İşte bu doğa sorgulanması, doğa tahribatını gösterilmesi Karakaya’nın şiirinde uç veren şiirler. Aynı zamanda çağın içinde yaşamanın, çağın sorunlarını anlamanın getirdiği bir sonuç bu. Şiirlerinde doğaya yabancılaşmanın ve kapitalizmin yarattığı doğa tahribatının öne çıkma nedeni, doğa sorununu doğru algılanmasından dolayıdır. Bu sorun günümüzün evrensel sorunudur. Bu sorunun şiir alanında fazla öne çıkmamasının nedeni, bu sorunun yakıcı olarak yeni görülmeye başlanması ve postmodern sanatın veya burjuva edebiyatın toplumsal sorunları dışlamasıyla ilgilidir. Sanatın toplumdan uzaklaşması, siyasallığını kaybetmesi toplumsal sorunları sahiplenen gerçekçi edebiyatın yeterli gücü olmamasıyla ilgilidir.

Bunun dışında günümüzün bir başka evrensel sorununu tema olarak işler Karakaya. Bu tema savaş temasıdır. Karakaya’nın şiiri içinde savaşla doğa arasındaki ilişkiyi gösteren şiirler de var. Savaşın doğada yarattığı tahribat günümüzde daha çok görülüyor. Doğaya yabancılaşma ile savaş arasındaki ilişki pek irdelenmemiştir. Bunun dışında savaş ve kapitalizm arasındaki ilişkiyi şiirlerinde gösterir Karakaya.

GİTMİYORLAR SAVAŞA

Kuzey’i askere çağırıyorlar
Kulak asmıyor çağrıya Rıfat Ilgaz
Hamsiler de karşı savaşa
Sırtlarını dönüyorlar sese

Güney’i itiyorlar savaşa
“Fakirin kanını satacaklar yine”
Diyor Orhan Kemal
Hürü Ana, İnce Memed
Onlar da karşı savaşa

Akdeniz’in sedir ormanları
Bütün katlarıyla Toroslar
Asi nehri ve kolları
Gitmiyorlar, gitmiyorlar savaşa

Diyarbakır’da Tahir Elçi
Dilinden düşürmedi savaşı
Vazgeçmedi, eğilmedi
Dicle’de atıyor nabzı şimdi

Babasız büyüyen çocuklar
En iyi onlar bilir
Babalarını göndermiyorlar savaşa.

Savaşın olumsuzluklarını ve kapitalizmin kendi varlığını devam ettirmenin bir yolunun savaş olduğunu şiirlerinde gösteriyor Karakaya. Savaş karşı olmanın yolunu şiirleriyle önümüze seriyor. Bu hümanist tutum şiirlerinde genelleşmiştir diyebiliriz.
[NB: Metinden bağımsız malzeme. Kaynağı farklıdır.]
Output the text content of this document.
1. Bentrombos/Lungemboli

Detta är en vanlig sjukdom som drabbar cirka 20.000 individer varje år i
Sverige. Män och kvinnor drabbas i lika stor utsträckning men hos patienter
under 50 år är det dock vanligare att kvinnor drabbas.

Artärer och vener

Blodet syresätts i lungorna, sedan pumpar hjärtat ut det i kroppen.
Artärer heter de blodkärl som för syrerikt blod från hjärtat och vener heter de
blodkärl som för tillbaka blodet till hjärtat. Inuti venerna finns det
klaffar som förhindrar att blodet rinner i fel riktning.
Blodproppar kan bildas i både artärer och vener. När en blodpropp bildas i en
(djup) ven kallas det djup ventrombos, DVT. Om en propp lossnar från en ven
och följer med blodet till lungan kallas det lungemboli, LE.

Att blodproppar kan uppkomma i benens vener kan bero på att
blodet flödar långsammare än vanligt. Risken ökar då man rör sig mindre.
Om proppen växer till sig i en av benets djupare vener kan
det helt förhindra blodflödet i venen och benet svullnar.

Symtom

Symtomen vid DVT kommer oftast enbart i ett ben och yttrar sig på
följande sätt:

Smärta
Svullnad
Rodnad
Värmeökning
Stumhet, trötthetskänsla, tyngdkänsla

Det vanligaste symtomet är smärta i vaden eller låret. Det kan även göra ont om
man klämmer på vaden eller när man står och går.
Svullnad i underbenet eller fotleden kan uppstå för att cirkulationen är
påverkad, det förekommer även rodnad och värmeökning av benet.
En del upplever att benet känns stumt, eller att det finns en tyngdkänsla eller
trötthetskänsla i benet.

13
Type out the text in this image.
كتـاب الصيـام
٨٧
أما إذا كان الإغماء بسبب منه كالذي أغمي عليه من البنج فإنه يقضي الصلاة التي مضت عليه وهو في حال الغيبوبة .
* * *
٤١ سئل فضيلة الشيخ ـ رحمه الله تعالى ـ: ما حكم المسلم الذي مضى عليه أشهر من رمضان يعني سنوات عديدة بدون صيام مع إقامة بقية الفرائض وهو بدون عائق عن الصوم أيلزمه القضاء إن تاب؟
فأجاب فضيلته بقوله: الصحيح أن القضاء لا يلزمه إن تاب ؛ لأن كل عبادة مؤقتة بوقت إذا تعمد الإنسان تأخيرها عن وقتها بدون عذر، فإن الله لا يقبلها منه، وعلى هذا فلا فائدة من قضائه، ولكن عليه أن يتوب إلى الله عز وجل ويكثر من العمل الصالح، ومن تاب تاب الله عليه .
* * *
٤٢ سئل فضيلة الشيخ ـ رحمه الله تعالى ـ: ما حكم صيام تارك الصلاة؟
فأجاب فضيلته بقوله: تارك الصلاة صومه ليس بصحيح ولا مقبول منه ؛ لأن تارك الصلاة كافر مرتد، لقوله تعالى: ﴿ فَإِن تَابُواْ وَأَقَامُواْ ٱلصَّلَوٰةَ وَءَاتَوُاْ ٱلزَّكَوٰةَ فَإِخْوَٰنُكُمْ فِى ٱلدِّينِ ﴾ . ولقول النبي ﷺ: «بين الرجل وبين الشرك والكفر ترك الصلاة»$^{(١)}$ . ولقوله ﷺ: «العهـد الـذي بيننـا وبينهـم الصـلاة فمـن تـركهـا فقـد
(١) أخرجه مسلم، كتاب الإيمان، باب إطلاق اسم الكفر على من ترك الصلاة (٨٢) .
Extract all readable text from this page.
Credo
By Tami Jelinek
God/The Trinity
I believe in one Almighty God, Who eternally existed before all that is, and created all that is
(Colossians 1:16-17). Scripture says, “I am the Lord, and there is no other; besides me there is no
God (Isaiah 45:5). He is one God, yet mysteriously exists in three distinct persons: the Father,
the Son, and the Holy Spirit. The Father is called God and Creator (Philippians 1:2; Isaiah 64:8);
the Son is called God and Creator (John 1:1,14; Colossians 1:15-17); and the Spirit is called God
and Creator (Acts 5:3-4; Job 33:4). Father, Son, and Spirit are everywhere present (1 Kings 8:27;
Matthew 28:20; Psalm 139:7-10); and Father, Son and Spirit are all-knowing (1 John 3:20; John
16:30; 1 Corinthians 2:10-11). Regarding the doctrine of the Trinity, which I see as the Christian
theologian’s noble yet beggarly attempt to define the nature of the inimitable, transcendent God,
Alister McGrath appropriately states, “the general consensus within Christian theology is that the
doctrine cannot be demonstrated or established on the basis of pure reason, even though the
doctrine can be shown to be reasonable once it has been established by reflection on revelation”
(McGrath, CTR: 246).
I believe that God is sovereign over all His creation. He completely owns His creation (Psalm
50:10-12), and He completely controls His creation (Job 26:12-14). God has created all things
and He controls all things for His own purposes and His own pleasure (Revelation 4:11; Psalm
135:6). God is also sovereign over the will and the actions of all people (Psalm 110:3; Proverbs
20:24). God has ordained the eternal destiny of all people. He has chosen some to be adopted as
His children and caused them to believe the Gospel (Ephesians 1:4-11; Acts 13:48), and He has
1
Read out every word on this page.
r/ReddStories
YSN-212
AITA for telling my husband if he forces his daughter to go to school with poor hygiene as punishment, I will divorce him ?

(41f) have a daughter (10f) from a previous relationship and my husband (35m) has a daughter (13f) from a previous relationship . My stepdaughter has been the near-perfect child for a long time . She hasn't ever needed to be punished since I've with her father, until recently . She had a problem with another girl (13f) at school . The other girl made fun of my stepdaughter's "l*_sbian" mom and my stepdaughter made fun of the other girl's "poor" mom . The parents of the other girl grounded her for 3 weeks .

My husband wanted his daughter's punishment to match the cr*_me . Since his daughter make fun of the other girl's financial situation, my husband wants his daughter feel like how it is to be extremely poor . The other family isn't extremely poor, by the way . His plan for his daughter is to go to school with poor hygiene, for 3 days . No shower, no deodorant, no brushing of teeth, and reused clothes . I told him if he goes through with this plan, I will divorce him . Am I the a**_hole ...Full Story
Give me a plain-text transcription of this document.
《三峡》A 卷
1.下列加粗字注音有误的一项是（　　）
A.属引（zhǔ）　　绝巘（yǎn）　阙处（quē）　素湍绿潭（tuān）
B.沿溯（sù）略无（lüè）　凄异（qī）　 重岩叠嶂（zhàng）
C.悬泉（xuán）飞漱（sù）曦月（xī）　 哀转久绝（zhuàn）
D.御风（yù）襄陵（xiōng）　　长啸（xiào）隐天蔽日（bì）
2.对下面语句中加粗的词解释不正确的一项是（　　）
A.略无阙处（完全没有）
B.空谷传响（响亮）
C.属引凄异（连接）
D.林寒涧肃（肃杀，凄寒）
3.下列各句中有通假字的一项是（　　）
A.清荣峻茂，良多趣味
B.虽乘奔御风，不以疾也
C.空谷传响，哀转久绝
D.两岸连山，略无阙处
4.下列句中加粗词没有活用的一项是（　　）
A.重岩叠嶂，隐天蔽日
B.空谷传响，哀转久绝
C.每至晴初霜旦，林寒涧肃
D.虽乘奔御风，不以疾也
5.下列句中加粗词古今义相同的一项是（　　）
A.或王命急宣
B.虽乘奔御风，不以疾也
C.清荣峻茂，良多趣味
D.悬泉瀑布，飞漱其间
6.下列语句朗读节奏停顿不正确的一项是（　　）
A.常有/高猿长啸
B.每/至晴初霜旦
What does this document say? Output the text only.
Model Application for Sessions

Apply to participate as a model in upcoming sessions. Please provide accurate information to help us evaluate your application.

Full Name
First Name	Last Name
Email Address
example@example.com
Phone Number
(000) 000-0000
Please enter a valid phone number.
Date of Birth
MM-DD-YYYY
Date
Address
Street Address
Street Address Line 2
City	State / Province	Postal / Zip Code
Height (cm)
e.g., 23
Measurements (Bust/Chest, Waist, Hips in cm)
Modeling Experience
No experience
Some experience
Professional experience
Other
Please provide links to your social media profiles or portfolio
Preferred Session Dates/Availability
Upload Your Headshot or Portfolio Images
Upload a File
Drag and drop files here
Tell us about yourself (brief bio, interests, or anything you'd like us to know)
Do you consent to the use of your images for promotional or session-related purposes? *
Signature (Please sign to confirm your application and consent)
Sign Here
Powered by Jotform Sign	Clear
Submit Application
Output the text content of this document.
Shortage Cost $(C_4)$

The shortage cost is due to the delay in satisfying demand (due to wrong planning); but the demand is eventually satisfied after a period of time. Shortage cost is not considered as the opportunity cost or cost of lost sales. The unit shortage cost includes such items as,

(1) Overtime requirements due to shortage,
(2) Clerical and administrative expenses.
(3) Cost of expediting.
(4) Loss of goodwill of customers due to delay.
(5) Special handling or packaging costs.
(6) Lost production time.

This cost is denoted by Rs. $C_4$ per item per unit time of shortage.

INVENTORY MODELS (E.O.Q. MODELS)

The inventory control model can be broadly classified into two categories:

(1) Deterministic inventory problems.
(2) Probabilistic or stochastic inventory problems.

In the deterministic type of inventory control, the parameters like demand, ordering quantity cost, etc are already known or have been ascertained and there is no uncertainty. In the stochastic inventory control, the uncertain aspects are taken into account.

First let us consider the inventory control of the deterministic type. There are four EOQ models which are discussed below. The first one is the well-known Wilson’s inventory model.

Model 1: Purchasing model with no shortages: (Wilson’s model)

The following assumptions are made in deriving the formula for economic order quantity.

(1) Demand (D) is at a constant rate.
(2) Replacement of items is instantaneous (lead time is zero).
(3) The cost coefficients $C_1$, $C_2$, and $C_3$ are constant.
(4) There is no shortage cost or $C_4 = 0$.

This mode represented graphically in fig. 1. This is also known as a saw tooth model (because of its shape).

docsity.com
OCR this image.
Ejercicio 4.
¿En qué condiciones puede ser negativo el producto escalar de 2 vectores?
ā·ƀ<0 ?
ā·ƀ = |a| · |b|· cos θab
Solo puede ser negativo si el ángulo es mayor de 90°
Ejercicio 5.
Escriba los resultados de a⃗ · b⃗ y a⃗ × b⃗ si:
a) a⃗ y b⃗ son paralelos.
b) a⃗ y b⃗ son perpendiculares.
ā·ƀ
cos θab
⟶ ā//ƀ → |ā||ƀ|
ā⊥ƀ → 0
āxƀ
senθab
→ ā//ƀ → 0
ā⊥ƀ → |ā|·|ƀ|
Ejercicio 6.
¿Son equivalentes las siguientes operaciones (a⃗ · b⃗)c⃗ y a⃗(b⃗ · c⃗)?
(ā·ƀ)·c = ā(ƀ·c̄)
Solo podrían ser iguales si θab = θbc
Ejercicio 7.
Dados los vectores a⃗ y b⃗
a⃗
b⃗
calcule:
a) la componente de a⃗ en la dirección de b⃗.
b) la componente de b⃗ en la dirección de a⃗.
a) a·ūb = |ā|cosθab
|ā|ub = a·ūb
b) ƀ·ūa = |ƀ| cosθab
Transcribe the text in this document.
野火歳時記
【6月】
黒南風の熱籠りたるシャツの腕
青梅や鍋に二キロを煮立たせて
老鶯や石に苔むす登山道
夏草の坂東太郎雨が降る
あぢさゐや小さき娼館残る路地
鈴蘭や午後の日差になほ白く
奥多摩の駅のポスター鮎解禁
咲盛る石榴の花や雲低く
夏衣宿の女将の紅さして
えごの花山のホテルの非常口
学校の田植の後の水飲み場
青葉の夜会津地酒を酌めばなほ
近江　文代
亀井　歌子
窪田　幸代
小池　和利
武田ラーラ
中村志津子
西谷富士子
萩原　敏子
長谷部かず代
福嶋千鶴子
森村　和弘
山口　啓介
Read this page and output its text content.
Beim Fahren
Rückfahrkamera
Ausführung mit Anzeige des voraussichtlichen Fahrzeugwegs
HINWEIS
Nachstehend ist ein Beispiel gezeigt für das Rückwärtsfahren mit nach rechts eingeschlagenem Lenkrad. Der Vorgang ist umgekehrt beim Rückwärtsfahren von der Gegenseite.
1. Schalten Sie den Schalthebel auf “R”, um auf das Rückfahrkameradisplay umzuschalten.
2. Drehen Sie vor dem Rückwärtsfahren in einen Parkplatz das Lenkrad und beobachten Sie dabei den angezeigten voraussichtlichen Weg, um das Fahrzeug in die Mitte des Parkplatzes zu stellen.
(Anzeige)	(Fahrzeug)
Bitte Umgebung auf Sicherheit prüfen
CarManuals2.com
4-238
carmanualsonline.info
Savaş kültürünün yarattığı militarist tutuma da karşıdır diyebiliriz. Bu militarist tutum ile faşizm arasında ilişkiyi gören hisseden biridir. Karakaya’nın şiiri savaş karşıtlığıyla, az da olsa savaşma güdüsünden uzaklaşılacağına dair inanç vardır. Bu inanç ve düşünce günümüz şiirinde yoğun işlenmeli bence. Bu bakış aynı savaş ve kapitalizm arasındaki ilişkiyi gösterir. Bu anlamda kapitalizmin sürekli hale getirdiği savaş ideolojisinin görünür hale getirir Karakaya’nın şiiri. Abbas Karakaya’nın şiiri, sanatın toplumsal sorgu özelliğini nasıl yitirildiğini gösterir. Postmodern  sanat, sanatın temel işlevi olan sahicilik duygusunun yitimini sağlamıştır. Sanatla toplumsal mücadele arasındaki ilişkiyi tarumar etmiştir. Savaşın yarattığı tahribatı, insanın insana yabancılaşmasını, kapitalizmin insanda, doğada yarattığı tahribatı göstermeyen şiir, ne işe yarar. Bu anlamda Karakaya’nın şiiri, sanatla toplumsallığı ve toplumsal bağı yeniden kurar.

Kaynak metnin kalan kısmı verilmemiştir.